This doesn't really fall into a 'prop' category, but some of you might find it interesting anyway...
In the 1999 DVD audio commentary for Ghostbusters, Harold Ramis says, at approximately 24 minutes into the movie:
"We were thinking about what would be the center of the disturbance... different kinds of buildings or places all over the city... I remembered a rooftop in St. Louis which was a replica of a temple, and we started talking about the rooftops of New York. And someone produced a coffee table book called [Ivan Reitman interjects "Gargoyles and"] Rooftops of New York. And we saw all these interesting temples on tops of buildings and strange Gothic structures and they went with that as a design concept. Very interesting, I thought."
Recently, as part of a conversation on the Ghostbusters Archives page on Facebook, I went looking for any book called either 'Rooftops of New York' or 'Gargoyles and Rooftops of New York' and discovered no such exact titles exist.
The only close hit I got was a book called:
Top of the City
New York's Hidden Rooftop World
by Laura Rosen
The first listing that I saw was a later edition, and the post-1984 year seemed to indicate it was not the book used in planning the film.
But then I dug a little deeper and saw that the book was originally printed in 1982!
I found one on a website called thriftbooks.com for the low price of $4.26 and thought, "What the heck? I'll order one just for fun."
Within an hour, I got a Message via FB from someone in the know who said "You and your detective skills!" and said they too had tried to figure out which book Ramis meant, and in their case had occasion to ask Harold's daughter, author Violet Ramis Stiel, and she'd told them it was... you guessed it... the same book I'd just ordered.
It arrived yesterday and was very fun to flip through.
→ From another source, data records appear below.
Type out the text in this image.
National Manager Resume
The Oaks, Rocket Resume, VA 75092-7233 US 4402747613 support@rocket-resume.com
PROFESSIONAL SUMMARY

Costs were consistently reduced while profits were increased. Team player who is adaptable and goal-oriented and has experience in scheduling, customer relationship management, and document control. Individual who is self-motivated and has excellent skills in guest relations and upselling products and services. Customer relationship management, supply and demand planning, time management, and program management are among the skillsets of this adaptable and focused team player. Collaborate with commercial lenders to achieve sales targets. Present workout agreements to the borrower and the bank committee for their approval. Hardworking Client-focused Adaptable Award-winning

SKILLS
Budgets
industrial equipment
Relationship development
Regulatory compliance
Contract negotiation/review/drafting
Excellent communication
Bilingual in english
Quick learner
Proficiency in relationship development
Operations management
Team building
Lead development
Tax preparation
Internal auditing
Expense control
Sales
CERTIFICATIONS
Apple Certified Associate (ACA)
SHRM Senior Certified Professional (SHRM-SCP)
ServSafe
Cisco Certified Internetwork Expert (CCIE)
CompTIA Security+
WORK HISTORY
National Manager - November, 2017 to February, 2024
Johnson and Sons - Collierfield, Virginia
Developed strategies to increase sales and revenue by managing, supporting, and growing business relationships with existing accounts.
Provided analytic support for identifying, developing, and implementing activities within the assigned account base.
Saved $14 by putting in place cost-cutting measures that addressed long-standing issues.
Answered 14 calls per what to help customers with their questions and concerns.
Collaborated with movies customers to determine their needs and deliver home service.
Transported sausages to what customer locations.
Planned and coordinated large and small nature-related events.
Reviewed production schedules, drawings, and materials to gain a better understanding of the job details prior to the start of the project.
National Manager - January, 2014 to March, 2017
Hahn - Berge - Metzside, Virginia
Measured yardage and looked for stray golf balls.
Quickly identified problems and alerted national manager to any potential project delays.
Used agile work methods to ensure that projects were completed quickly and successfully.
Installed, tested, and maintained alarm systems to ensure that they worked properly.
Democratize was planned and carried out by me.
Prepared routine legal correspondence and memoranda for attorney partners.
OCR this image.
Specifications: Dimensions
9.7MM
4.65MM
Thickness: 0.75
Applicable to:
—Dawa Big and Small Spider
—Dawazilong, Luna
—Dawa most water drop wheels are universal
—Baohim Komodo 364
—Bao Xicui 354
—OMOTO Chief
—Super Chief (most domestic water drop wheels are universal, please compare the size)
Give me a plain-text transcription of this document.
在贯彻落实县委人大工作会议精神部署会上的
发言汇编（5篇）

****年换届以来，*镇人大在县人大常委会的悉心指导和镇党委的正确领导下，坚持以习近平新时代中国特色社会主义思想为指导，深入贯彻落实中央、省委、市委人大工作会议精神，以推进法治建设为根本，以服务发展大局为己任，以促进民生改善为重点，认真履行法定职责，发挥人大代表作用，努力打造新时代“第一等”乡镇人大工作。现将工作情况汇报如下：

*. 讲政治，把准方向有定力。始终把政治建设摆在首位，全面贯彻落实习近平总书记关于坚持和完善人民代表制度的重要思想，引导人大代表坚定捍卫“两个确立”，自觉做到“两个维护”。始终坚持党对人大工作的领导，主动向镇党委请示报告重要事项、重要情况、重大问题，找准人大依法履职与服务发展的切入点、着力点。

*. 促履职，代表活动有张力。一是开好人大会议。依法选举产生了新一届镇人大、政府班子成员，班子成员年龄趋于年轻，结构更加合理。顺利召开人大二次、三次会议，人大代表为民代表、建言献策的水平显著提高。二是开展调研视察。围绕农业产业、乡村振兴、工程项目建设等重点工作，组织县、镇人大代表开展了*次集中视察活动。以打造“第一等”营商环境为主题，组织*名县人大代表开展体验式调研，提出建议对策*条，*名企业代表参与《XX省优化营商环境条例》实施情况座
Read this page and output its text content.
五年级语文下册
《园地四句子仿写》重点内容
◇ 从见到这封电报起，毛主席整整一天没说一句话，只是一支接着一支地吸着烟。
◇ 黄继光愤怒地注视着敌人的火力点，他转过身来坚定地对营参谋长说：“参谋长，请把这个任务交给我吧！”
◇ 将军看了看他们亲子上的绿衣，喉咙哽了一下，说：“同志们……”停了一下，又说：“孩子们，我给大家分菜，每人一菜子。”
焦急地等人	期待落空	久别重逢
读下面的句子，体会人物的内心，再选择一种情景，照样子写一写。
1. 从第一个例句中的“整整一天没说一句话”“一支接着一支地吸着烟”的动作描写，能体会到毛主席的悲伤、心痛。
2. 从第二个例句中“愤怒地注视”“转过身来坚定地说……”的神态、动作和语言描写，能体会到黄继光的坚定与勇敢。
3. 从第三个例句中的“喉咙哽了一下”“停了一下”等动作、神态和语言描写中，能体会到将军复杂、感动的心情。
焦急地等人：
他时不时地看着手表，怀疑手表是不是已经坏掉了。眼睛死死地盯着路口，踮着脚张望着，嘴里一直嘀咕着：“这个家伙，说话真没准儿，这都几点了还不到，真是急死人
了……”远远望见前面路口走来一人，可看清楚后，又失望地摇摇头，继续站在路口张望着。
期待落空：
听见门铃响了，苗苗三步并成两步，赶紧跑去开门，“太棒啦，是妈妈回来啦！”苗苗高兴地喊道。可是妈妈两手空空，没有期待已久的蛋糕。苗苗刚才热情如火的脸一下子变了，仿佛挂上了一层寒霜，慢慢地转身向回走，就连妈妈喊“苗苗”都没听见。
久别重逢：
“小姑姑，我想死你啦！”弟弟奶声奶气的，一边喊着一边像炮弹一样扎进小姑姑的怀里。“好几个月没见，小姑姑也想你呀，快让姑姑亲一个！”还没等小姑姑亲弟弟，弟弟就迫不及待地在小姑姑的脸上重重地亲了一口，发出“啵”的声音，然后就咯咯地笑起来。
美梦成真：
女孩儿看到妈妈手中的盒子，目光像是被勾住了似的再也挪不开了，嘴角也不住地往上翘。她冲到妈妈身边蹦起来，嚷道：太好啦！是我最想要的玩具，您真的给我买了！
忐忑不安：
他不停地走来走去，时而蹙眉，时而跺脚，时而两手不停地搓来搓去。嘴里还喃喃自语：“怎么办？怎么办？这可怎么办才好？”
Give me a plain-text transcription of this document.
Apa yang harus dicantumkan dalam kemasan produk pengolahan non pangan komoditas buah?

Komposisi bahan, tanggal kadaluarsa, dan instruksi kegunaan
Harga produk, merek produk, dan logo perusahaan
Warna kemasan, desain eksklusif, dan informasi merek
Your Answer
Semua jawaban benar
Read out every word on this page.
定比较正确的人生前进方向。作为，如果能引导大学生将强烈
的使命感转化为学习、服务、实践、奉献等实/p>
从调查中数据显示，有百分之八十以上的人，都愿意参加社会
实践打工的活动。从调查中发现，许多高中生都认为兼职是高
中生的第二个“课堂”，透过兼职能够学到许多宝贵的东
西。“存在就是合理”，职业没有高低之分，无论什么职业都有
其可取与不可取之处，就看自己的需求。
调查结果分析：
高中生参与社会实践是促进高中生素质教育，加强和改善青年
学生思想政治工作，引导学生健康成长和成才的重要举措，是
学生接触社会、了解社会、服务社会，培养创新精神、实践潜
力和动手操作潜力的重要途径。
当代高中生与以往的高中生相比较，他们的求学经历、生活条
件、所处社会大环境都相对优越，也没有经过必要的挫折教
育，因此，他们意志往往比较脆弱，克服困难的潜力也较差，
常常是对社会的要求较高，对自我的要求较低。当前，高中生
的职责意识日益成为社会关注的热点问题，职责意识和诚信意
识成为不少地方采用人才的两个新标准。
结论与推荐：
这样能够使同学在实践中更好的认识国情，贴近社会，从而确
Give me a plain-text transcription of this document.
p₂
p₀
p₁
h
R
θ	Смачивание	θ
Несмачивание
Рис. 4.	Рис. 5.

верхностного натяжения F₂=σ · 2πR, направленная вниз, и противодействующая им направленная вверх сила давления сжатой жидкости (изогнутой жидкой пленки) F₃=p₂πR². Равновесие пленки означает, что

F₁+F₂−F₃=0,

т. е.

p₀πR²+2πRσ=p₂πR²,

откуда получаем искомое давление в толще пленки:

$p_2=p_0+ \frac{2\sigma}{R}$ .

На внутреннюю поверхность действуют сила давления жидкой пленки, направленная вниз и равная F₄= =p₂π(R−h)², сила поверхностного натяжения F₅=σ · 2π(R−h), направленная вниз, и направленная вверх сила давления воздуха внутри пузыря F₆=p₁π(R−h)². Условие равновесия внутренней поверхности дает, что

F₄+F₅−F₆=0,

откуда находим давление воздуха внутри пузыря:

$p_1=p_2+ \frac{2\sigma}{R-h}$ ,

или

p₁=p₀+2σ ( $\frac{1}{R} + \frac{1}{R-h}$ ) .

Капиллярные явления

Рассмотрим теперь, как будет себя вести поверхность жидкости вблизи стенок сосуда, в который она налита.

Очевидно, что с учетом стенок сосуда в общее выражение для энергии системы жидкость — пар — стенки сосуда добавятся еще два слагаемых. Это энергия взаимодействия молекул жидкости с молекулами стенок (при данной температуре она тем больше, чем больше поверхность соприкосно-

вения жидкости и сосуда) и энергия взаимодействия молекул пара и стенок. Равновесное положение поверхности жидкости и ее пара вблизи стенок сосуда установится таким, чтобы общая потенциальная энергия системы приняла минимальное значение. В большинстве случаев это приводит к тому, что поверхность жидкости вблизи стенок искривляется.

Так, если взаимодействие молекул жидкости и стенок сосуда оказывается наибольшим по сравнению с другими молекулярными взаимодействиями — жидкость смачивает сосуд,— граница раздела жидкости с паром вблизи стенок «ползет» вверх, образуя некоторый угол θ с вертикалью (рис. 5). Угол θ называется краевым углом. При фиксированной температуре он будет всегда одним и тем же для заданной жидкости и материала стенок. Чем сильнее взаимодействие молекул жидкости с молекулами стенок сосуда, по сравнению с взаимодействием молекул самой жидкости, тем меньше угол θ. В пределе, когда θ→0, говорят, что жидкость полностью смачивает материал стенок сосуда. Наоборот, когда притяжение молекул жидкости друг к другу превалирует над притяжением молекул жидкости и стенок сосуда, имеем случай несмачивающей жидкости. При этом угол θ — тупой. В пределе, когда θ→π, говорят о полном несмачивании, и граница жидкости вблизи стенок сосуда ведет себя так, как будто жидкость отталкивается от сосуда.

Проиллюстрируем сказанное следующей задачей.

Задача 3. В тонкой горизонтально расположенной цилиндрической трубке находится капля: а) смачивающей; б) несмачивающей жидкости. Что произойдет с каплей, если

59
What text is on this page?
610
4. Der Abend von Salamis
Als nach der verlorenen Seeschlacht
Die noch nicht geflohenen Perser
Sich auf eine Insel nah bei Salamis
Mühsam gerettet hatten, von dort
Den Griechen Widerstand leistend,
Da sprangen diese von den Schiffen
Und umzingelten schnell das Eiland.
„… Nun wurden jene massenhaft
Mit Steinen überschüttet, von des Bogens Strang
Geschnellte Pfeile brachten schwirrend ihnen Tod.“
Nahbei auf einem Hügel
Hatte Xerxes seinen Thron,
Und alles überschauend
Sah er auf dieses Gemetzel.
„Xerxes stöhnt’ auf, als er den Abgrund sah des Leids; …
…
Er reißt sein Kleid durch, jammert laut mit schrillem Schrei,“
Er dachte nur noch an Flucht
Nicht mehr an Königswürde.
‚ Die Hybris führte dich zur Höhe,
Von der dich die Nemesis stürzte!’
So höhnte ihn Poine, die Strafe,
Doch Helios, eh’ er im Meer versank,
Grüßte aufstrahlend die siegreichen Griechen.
I spotted several buildings that I'd visited on my NYC trip in 2014, especially those that were shown in the GB films.
Here's the building that they later used as the Museum in GB2.
And especially intriguing was this very random skywriting message which the author happened to include in the book.
Could this have inspired the term "Terror Dog"? Fun to speculate.
I also bought a later book by the same author, it's from 1998 so no connection to Ghostbusters, but what the hey it was also only $4.